Here, Annie Dillard is telling us about an encounter she had with a weasel at Hollis Pond, a wooded area tucked away in suburbia, bracketed in by houses on one side and a highway on the other. We start focused on the build up to the anecdote and the anecdote itself—what actually happened that day. As we telescope out, however, we understand that Dillard is using the anecdote to talk about a larger idea—that of how to live your life in the best way.
Now, that's a really common—one might even say cliché—topic, so Dillard needs to talk about it in a way that's fresh and memorable. This is where the weasel comes back in. To Dillard, the weasel represents everything she is not: wild, without bias, driven by need, ignorant of the suburban world just a mile or two away. To be more specific, the weasel goes after the throat. And that's the image we're left with: a weasel dangling from the throat of an eagle. We're introduced to this image in part I, and we revisit it in parts V and VI, and it's what stays in our mind once we're finished. It's an extended metaphor—a very specific, very visual extended metaphor. That's what you want to create.
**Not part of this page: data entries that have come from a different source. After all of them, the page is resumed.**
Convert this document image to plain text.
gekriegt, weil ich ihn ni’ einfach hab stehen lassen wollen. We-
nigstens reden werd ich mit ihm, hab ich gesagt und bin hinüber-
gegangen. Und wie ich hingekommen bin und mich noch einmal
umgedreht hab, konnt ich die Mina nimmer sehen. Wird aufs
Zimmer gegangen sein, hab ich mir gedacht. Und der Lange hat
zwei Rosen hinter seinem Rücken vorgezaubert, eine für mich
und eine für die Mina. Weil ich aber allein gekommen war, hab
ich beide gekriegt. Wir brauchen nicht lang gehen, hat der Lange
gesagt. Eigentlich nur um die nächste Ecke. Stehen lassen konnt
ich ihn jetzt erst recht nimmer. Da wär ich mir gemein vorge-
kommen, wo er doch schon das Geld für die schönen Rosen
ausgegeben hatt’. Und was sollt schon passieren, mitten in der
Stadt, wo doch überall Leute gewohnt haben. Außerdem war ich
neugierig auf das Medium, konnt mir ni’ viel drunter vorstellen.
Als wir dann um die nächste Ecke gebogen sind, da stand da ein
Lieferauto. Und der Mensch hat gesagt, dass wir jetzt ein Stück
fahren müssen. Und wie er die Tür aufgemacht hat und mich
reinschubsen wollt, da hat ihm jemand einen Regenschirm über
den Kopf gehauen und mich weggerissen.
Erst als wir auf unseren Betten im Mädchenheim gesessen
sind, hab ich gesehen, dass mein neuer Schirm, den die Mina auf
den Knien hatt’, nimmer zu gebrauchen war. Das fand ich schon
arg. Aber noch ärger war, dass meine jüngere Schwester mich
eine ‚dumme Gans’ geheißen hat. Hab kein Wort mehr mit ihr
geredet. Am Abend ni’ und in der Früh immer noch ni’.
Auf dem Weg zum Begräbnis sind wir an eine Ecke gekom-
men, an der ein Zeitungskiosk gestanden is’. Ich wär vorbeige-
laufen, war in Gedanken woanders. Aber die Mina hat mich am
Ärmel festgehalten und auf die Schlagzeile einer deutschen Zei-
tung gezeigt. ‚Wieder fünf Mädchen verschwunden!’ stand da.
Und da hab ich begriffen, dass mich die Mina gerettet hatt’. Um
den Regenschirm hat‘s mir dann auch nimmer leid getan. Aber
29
- The point of Dillard's essay is summed up in the title: "Living Like Weasels." Using "living like _____" as a prompt, choose an animal and use it as your structural image for how you think life should/could be lived.
- This essay is built around Dillard's encounter with a weasel. Think about a time you too were startled. Now ask yourself why you were startled, what larger idea that encounter jiggled loose. Write that encounter in scene, and then telescope out to talk about the idea.
- Our structural image here comes from something that may or may not have actually happened; Dillard heard about it secondhand, so she can never know. Choose an absurd story you've heard or read, and choose an image to act as a structural image. Write an essay around it.
- Also essential to this essay is where it takes place: a small stretch of woods contained within the suburban world. To Dillard, this is a reprieve but never an escape, which highlights her point: we never truly let ourselves escape. Choose a place that has meaning to you and write about where that meaning comes from.
- Using the prompt "I believe ____," keep listing points until you hit on one that you can support with an anecdote from your own life. As you're writing that anecdote, list all of the images that pop into your mind. Choose one to act as the structural image of the essay. The more vivid, the better.